This Article is From Mar 27, 2021

South Africa Turns To UN To Extradite Controversial Gupta Brothers From UAE

Although South Africa does not have an extradition agreement with the UAE, both the countries are signatories to the UN convention against corruption, which is what Lamola is now pinning hopes on.

South Africa Turns To UN To Extradite Controversial Gupta Brothers From UAE

Gupta family started their massive business empire in South Africa with a shoe store. (File)

Johannesburg:

South Africa will approach the UN in a bid to extradite the controversial Gupta brothers from the UAE, where they are in self-exile, as talks with the Emirates have delivered no results, Justice Minister Ronald Lamola said on Friday.

Although South Africa does not have an extradition agreement with the UAE, both the countries are signatories to the UN convention against corruption, which is what Lamola is now pinning hopes on.

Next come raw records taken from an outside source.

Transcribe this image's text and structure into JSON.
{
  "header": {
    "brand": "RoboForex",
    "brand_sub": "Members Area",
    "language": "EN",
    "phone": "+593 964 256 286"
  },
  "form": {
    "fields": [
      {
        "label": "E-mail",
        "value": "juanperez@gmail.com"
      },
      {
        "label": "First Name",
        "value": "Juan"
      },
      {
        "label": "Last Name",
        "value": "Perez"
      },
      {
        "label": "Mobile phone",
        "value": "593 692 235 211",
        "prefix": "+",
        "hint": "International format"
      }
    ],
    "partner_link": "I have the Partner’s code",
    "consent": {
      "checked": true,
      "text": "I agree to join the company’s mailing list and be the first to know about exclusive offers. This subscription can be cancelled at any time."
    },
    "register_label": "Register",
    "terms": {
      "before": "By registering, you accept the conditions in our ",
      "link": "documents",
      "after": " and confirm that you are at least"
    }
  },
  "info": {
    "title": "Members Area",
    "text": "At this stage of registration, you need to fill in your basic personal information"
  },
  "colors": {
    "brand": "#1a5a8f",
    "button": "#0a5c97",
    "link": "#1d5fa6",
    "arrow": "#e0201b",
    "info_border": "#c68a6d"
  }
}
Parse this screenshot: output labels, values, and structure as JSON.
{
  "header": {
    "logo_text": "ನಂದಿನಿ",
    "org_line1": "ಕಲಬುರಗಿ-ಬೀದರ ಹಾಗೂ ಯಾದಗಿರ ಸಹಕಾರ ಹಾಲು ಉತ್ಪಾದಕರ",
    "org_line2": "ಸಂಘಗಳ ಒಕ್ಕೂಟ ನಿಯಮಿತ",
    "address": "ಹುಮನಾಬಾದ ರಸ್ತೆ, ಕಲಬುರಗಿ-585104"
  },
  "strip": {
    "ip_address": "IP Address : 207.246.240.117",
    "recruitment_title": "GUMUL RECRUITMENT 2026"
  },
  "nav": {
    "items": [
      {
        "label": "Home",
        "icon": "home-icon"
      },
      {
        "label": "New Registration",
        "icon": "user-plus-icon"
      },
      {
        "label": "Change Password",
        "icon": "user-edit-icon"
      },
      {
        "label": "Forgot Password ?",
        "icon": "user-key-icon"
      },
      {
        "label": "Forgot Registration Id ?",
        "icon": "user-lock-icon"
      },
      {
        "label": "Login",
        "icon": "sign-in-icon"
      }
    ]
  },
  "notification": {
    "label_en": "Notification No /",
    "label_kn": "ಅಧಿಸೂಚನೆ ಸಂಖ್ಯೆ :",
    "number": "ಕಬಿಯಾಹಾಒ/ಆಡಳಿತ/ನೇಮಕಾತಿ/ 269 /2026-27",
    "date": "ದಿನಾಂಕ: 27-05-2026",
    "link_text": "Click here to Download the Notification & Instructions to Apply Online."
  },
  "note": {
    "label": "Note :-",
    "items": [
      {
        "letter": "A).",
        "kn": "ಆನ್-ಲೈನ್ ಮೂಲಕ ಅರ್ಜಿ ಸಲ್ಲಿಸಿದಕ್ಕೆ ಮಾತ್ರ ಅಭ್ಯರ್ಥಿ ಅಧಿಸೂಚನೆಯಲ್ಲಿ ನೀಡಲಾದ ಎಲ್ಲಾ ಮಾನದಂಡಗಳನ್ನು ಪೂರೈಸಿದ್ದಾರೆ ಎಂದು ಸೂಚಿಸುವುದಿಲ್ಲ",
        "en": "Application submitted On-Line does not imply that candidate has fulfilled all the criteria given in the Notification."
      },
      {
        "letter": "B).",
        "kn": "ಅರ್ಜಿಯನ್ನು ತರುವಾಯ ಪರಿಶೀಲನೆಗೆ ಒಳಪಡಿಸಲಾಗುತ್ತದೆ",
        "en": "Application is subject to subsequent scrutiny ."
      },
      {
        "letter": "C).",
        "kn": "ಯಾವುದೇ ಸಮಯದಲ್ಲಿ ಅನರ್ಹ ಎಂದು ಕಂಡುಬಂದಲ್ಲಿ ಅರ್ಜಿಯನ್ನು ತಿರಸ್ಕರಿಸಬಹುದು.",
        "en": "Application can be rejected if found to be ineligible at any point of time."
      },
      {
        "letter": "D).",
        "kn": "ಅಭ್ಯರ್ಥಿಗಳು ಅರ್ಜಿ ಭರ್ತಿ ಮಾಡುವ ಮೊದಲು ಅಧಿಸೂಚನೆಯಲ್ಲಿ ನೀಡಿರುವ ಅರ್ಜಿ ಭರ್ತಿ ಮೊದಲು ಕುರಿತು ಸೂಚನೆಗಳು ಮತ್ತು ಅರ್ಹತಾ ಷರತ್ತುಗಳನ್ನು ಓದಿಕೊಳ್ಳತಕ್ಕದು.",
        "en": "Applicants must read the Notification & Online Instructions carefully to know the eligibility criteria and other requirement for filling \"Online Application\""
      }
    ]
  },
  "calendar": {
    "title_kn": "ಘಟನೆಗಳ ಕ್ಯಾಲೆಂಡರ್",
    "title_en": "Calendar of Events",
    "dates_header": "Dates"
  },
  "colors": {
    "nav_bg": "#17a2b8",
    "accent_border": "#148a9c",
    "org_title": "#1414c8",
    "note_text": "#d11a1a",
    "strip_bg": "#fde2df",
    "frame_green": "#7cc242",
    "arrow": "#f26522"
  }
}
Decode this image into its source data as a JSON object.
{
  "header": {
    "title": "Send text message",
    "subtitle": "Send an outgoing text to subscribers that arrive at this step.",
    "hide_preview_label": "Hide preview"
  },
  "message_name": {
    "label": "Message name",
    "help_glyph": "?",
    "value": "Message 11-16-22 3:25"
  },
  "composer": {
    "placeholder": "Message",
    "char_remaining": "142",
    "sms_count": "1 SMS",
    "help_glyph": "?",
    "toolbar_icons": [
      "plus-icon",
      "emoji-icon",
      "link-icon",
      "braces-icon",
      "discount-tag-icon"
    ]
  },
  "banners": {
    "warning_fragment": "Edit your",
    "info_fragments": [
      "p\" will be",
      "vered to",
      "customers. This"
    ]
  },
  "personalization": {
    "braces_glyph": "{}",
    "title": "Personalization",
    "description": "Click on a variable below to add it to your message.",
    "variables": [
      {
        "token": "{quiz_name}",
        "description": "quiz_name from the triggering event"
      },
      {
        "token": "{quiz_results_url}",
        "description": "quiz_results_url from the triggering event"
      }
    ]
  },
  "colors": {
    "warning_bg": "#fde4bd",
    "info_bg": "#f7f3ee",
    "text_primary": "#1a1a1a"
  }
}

"It is clear the UAE is not willing to cooperate with the process. We have not really received very good cooperation... So, the National Prosecuting Authority (NPA) is exploring other means through the UN convention against corruption," Lamola said in an interview with national public broadcast station SAfm.

"It's a process where all state parties which are signatories to the UN conventions are obliged to cooperate and if it's an extradition request, to also comply. The UAE is a signatory to that convention," Lamola said.

South Africa's NPA wants to question the Gupta brothers, Ajay, Atul and Rajesh, about their alleged involvement in billions of rands siphoned off from state institutions through their alleged closeness to former president Jacob Zuma.

The Guptas told the Commission of Inquiry into State Capture in 2018 that they were not prepared to return to South Africa to testify after a number of witnesses implicated them and Zuma in corrupt activities.

The brothers called the South African authorities "recklessly incompetent" in their affidavit to the Commission.

Among the allegations made at the Commission were that the Guptas informed people about imminent Cabinet positions even before Zuma did so as President.

Zuma, who was booted out by his own African National Congress, has also refused to return to the Commission after he walked out during a hearing late last year.

The former president has caused a crisis after he defied the highest judicial authority in the land, the Constitutional Court, which ordered him to return to the Commission.

He now faces a possible jail term of two years for contempt of court.
Zuma has alleged that the head of the Commission, Deputy Chief Justice Raymond Zondo, was biased against him.

The Gupta family, originally from Saharanpur in Uttar Pradesh, started their massive business empire in South Africa with a shoe store at the dawn of democracy in the country in the early 1990's.

They soon expanded this to include IT, media and mining companies, most of which have now been sold off or closed.